Preparation Of Doped Ti/TiO₂-SnO₂ Composite Electrode And Its Application In The Treatment Of Oil-field Wastewater

This thesis focused on the preparation of rare earth La and Ce doping Ti/TiO2-SnO2 composite electrode and investigation on its characteristics. The oil-field wastewater was taken as the model substrate, and the optimization of degradation process was studied.In this text, Ti/TiO2-SnO2 composite electrodes were prepared by Sol-Gel method. On the basis of analysis of the O2 evolution potential and the degradation of washing sewage, the optimal ratio of titanate and stannic was assured (Ti:Sn=100:10). Rare earth-doped method was taken to further improve the catalytic performance of composite electrode. The temperature and time of thermal treatment and the doping amount of rare earth were studied in detail, which had great influence on the characteristics of electrodes. The preparation conditions of the two kinds of rare earth doping electrodes were determined on the basis of its degradation of oil-field wastewater. The optimal preparation processes of the La-doped Ti/TiO2-SnO2 electrodes were 475℃, 90min and 100:10:3, respectively. And that of the Ce-doped Ti/TiO2-SnO2 electrodes were 500℃, 90min and 100:10:5, respectively.The micrograph and structure of the electrode surface and the element composition of surface layer were analyzed by SEM, EDX and XRD. Experimental results showed that doping of rare earth could increase the specific surface area of the coating, and was in favor of grain refining and enhancing the electrical conductivity and electro-catalytic ability of electrodes.

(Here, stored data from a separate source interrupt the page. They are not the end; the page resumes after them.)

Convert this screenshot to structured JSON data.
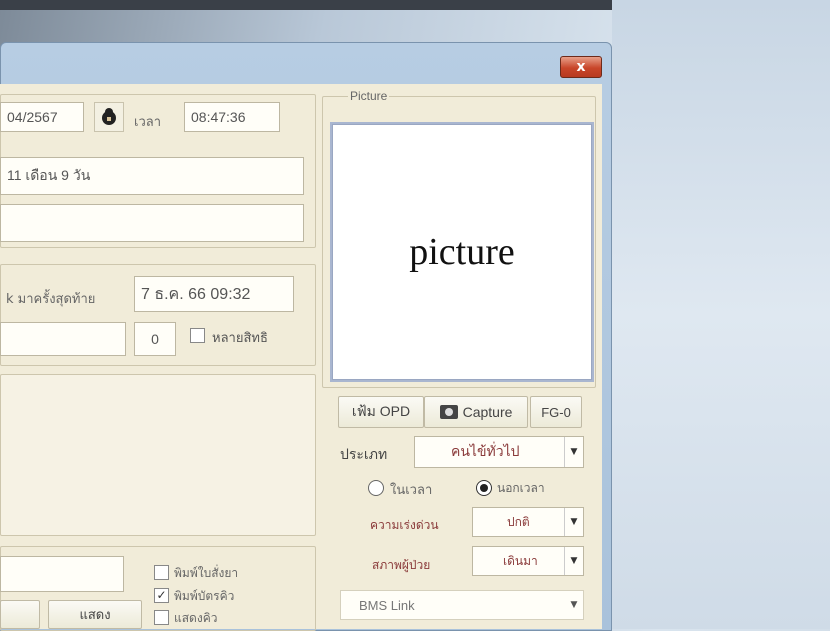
{
  "window": {
    "close_label": "x"
  },
  "header": {
    "date_value": "04/2567",
    "time_label": "เวลา",
    "time_value": "08:47:36"
  },
  "patient": {
    "age_value": "11 เดือน 9 วัน",
    "blank_value": ""
  },
  "visit": {
    "last_visit_label": "k มาครั้งสุดท้าย",
    "last_visit_value": "7 ธ.ค. 66 09:32",
    "count_value": "0",
    "multi_rights_label": "หลายสิทธิ"
  },
  "picture": {
    "group_label": "Picture",
    "placeholder": "picture"
  },
  "toolbar": {
    "opd_label": "เฟ้ม OPD",
    "capture_label": "Capture",
    "fg_label": "FG-0"
  },
  "type": {
    "label": "ประเภท",
    "value": "คนไข้ทั่วไป"
  },
  "time_mode": {
    "in_hours_label": "ในเวลา",
    "out_hours_label": "นอกเวลา",
    "selected": "นอกเวลา"
  },
  "urgency": {
    "label": "ความเร่งด่วน",
    "value": "ปกติ"
  },
  "condition": {
    "label": "สภาพผู้ป่วย",
    "value": "เดินมา"
  },
  "bms": {
    "value": "BMS Link"
  },
  "bottom": {
    "show_button": "แสดง",
    "print_drug_label": "พิมพ์ใบสั่งยา",
    "print_queue_label": "พิมพ์บัตรคิว",
    "show_queue_label": "แสดงคิว"
  },
  "colors": {
    "close_red": "#c8462a",
    "panel_bg": "#f1ecd9"
  }
}
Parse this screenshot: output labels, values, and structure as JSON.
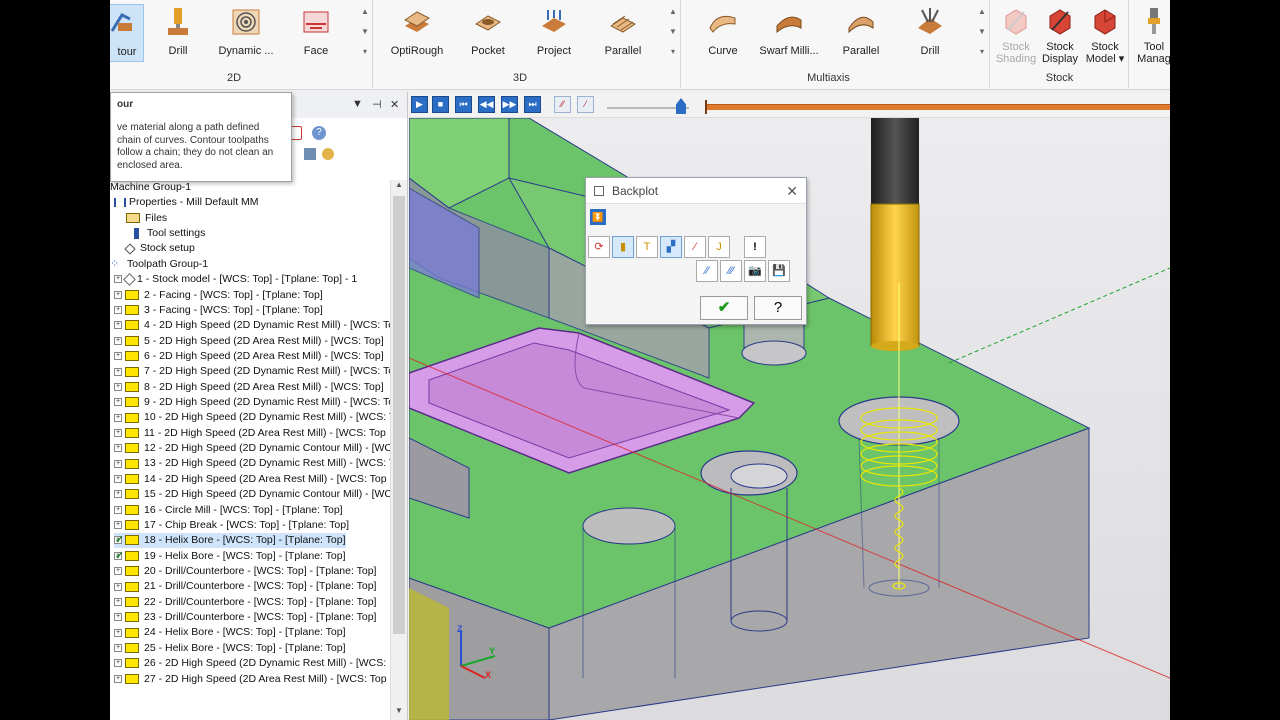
{
  "ribbon": {
    "groups": [
      {
        "label": "2D",
        "items": [
          "tour",
          "Drill",
          "Dynamic ...",
          "Face"
        ]
      },
      {
        "label": "3D",
        "items": [
          "OptiRough",
          "Pocket",
          "Project",
          "Parallel"
        ]
      },
      {
        "label": "Multiaxis",
        "items": [
          "Curve",
          "Swarf Milli...",
          "Parallel",
          "Drill"
        ]
      },
      {
        "label": "Stock",
        "items": [
          "Stock Shading",
          "Stock Display",
          "Stock Model"
        ]
      },
      {
        "label": "",
        "items": [
          "Tool Manag"
        ]
      }
    ],
    "stock_shading_line1": "Stock",
    "stock_shading_line2": "Shading",
    "stock_display_line1": "Stock",
    "stock_display_line2": "Display",
    "stock_model_line1": "Stock",
    "stock_model_line2": "Model",
    "tool_manag_line1": "Tool",
    "tool_manag_line2": "Manag"
  },
  "tooltip": {
    "title": "our",
    "body": "ve material along a path defined chain of curves. Contour toolpaths follow a chain; they do not clean an enclosed area."
  },
  "tree": {
    "items": [
      {
        "label": "Machine Group-1",
        "type": "group"
      },
      {
        "label": "Properties - Mill Default MM",
        "type": "props"
      },
      {
        "label": "Files",
        "type": "files"
      },
      {
        "label": "Tool settings",
        "type": "tool"
      },
      {
        "label": "Stock setup",
        "type": "stock"
      },
      {
        "label": "Toolpath Group-1",
        "type": "tpgroup"
      },
      {
        "label": "1 - Stock model - [WCS: Top] - [Tplane: Top] - 1",
        "type": "stockmodel"
      },
      {
        "label": "2 - Facing - [WCS: Top] - [Tplane: Top]",
        "type": "op"
      },
      {
        "label": "3 - Facing - [WCS: Top] - [Tplane: Top]",
        "type": "op"
      },
      {
        "label": "4 - 2D High Speed (2D Dynamic Rest Mill) - [WCS: To",
        "type": "op"
      },
      {
        "label": "5 - 2D High Speed (2D Area Rest Mill) - [WCS: Top]",
        "type": "op"
      },
      {
        "label": "6 - 2D High Speed (2D Area Rest Mill) - [WCS: Top]",
        "type": "op"
      },
      {
        "label": "7 - 2D High Speed (2D Dynamic Rest Mill) - [WCS: To",
        "type": "op"
      },
      {
        "label": "8 - 2D High Speed (2D Area Rest Mill) - [WCS: Top]",
        "type": "op"
      },
      {
        "label": "9 - 2D High Speed (2D Dynamic Rest Mill) - [WCS: To",
        "type": "op"
      },
      {
        "label": "10 - 2D High Speed (2D Dynamic Rest Mill) - [WCS: T",
        "type": "op"
      },
      {
        "label": "11 - 2D High Speed (2D Area Rest Mill) - [WCS: Top",
        "type": "op"
      },
      {
        "label": "12 - 2D High Speed (2D Dynamic Contour Mill) - [WC",
        "type": "op"
      },
      {
        "label": "13 - 2D High Speed (2D Dynamic Rest Mill) - [WCS: T",
        "type": "op"
      },
      {
        "label": "14 - 2D High Speed (2D Area Rest Mill) - [WCS: Top",
        "type": "op"
      },
      {
        "label": "15 - 2D High Speed (2D Dynamic Contour Mill) - [WC",
        "type": "op"
      },
      {
        "label": "16 - Circle Mill - [WCS: Top] - [Tplane: Top]",
        "type": "op"
      },
      {
        "label": "17 - Chip Break - [WCS: Top] - [Tplane: Top]",
        "type": "op"
      },
      {
        "label": "18 - Helix Bore - [WCS: Top] - [Tplane: Top]",
        "type": "op",
        "selected": true,
        "checked": true
      },
      {
        "label": "19 - Helix Bore - [WCS: Top] - [Tplane: Top]",
        "type": "op",
        "checked": true
      },
      {
        "label": "20 - Drill/Counterbore - [WCS: Top] - [Tplane: Top]",
        "type": "op"
      },
      {
        "label": "21 - Drill/Counterbore - [WCS: Top] - [Tplane: Top]",
        "type": "op"
      },
      {
        "label": "22 - Drill/Counterbore - [WCS: Top] - [Tplane: Top]",
        "type": "op"
      },
      {
        "label": "23 - Drill/Counterbore - [WCS: Top] - [Tplane: Top]",
        "type": "op"
      },
      {
        "label": "24 - Helix Bore - [WCS: Top] - [Tplane: Top]",
        "type": "op"
      },
      {
        "label": "25 - Helix Bore - [WCS: Top] - [Tplane: Top]",
        "type": "op"
      },
      {
        "label": "26 - 2D High Speed (2D Dynamic Rest Mill) - [WCS: ",
        "type": "op"
      },
      {
        "label": "27 - 2D High Speed (2D Area Rest Mill) - [WCS: Top",
        "type": "op"
      }
    ]
  },
  "backplot": {
    "title": "Backplot"
  },
  "triad": {
    "x": "X",
    "y": "Y",
    "z": "Z"
  },
  "colors": {
    "accent": "#2b6cc4",
    "part_top": "#6cc46a",
    "part_side": "#a9a9a9",
    "pocket": "#d79ce8",
    "tool_holder": "#e7b81d",
    "toolpath": "#e8e800",
    "timeline": "#e07a2e"
  }
}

Rare earth doping with appropriate amount could promote the replace of Ti in the lattice of TiO2 by Sn. Excessive doping would damage the lattice of TiO2, and decrease the ability of electrode, to the extent that is lower than that of non-doped ones.The degradation processes and mechanism of oil-field wastewater were studied. The result indicated that the best degeneration parameters were obtained when the Ce doped Ti/TiO2-SnO2 electrode was used as anode and the pure Ti board as a negative pole, electrode buried area and interval were 4cm2 and 2cm, the current density was 30mA/cm2, electrolytic concentration of NaCl was 10g·L-1, pH was 3~5, tempreture was 30℃and the electrolysis time was 60min. The average removal rate of oil content and CODcr were 92.8% and 89.2%, respectively. Under the best conditions, contaminant was degradated to other intermediate substances during degradation, finally mineralized to CO2 and H2O.